Was unter Förderbändern in diesem Bereich verstanden wird
Förderbänder sind bandgeführte Systeme zum Bewegen von Gütern über definierte Strecken. Sie transportieren Stückgut, lose Teile oder verpackte Einheiten gleichmässig und mit wiederholbarer Übergabe an nachgelagerte Prozesse. Im Umfeld von Lager, Transport und Verpackung dienen sie vor allem der innerbetrieblichen Weitergabe zwischen Zuführung, Sortierung, Pufferung und Abtransport.

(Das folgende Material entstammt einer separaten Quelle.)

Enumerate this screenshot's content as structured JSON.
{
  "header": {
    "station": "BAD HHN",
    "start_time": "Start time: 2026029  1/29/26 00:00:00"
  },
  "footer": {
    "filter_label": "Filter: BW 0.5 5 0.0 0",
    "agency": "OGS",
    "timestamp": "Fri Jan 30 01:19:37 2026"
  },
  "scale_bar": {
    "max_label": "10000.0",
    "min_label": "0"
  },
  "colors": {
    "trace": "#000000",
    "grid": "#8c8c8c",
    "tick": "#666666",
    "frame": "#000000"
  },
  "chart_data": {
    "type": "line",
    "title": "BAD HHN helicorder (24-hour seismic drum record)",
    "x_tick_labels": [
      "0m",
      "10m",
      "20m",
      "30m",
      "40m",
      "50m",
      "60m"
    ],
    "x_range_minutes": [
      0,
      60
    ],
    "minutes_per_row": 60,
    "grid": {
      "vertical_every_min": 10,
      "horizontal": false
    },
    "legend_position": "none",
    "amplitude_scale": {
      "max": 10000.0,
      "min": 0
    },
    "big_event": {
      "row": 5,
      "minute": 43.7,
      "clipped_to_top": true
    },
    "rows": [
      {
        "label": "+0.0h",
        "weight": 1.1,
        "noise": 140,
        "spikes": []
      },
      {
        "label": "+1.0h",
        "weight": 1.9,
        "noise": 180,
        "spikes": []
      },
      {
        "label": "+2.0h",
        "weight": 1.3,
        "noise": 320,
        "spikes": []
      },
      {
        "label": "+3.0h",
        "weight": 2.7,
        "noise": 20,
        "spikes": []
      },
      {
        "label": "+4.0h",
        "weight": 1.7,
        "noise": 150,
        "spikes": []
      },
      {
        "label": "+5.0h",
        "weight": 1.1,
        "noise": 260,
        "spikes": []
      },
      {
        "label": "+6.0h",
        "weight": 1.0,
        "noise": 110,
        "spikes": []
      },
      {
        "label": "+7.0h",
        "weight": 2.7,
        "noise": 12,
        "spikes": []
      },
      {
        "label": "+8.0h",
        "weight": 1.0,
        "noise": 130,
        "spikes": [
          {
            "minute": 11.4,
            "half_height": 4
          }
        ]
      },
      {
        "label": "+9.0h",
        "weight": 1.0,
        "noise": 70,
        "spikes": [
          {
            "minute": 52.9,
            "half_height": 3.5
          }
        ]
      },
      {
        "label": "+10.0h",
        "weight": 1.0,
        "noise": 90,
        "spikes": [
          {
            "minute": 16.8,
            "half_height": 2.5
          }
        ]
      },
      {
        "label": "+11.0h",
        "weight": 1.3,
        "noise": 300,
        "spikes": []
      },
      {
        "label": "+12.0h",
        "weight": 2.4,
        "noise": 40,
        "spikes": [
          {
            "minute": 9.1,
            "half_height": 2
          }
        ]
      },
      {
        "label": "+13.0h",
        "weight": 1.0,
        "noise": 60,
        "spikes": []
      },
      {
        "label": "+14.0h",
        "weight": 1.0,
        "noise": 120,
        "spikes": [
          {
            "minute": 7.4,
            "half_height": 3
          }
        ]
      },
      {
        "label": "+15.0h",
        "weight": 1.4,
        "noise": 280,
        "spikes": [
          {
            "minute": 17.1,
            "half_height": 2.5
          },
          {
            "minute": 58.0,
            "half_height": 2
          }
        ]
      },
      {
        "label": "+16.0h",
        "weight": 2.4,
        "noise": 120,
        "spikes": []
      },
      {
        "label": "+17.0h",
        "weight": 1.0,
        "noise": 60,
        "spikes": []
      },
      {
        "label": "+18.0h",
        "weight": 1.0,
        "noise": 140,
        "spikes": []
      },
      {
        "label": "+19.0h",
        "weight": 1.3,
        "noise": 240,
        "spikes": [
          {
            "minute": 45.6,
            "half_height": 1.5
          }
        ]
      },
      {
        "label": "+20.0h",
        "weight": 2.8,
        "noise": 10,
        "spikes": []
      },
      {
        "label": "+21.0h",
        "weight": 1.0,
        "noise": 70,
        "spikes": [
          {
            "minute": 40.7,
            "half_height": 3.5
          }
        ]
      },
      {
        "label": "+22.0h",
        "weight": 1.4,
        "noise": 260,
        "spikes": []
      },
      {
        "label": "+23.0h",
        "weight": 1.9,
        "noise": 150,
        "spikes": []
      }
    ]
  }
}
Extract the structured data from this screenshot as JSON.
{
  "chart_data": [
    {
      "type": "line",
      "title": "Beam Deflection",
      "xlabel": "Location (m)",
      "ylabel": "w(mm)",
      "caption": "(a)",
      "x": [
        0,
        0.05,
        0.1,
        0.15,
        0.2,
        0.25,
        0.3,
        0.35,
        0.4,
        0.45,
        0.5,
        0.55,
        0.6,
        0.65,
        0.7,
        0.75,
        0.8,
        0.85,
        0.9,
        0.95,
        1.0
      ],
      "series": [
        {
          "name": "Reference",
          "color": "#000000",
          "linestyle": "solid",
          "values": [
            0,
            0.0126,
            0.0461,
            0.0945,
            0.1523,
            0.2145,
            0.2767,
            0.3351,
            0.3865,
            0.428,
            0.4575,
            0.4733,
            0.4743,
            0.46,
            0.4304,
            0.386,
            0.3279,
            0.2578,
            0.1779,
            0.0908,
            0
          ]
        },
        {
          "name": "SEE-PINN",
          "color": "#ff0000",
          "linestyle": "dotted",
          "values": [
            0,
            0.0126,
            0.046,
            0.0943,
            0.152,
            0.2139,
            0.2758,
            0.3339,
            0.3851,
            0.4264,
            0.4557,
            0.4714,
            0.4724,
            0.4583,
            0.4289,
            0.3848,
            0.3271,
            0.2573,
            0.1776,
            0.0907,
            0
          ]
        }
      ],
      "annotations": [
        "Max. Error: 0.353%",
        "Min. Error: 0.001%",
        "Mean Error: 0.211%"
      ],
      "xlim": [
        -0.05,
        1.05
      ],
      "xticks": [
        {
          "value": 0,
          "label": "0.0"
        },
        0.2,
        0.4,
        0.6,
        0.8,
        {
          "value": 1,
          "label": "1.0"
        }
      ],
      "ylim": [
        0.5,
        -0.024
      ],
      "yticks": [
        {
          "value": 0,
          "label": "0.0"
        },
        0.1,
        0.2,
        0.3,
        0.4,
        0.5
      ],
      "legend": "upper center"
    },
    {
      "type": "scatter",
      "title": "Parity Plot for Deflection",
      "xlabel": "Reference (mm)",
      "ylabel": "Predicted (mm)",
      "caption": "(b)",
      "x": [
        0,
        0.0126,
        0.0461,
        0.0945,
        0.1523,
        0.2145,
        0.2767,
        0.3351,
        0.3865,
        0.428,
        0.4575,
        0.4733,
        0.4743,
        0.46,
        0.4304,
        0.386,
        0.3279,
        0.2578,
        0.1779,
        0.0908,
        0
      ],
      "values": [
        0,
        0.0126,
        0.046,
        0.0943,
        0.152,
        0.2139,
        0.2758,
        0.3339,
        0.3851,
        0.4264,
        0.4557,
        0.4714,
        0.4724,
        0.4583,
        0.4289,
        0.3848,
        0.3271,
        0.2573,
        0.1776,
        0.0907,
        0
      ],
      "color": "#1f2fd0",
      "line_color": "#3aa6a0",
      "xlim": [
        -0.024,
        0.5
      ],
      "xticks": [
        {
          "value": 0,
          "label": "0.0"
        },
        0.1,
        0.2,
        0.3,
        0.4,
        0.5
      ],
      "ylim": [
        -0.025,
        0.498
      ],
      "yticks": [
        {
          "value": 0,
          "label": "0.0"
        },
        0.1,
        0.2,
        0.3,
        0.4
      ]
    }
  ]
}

Typische Einsatzbereiche in Lager- und Verpackungsprozessen
Eingesetzt werden Förderbänder etwa an Verpackungslinien, bei der Kommissionierung, im Warenausgang oder zwischen Bearbeitungsstationen. Sie verbinden manuelle und automatisierte Prozessschritte, beispielsweise vom Entnehmen über das Prüfen bis zum Verpacken. Auch beim Abführen von Ausschuss, Restmaterial oder sortierten Einheiten kommen bandbasierte Lösungen zum Einsatz.
Ausführungen nach Fördergut und Anlagenaufbau
Je nach Anwendung unterscheiden sich Förderbänder in Bandmaterial, Oberflächenstruktur, Breite, Führung und Übergabepunkten. Verwendet werden unter anderem glatte Bänder, profilierte Bänder oder modulare Bandlösungen. Für empfindliche Teile, rutschige Oberflächen, unterschiedliche Gebindeformate oder erhöhte Reinigungsanforderungen werden Ausführung und Tragstruktur entsprechend angepasst.
Abgrenzung zu Transportbändern und anderen Fördermitteln
Im Unterschied zu Transportbändern liegt der Fokus bei Förderbändern meist auf der konkreten bandgestützten Förderung innerhalb eines definierten Prozessabschnitts. Transportbänder kann als breiterer Begriff auch längere innerbetriebliche Transportstrecken oder allgemeine Transporttechnik umfassen. Gegenüber Transportketten und Transportschnecken eignen sich Förderbänder besonders für schonende, flächige oder kontinuierliche Übergaben von Stückgut und Gebinden.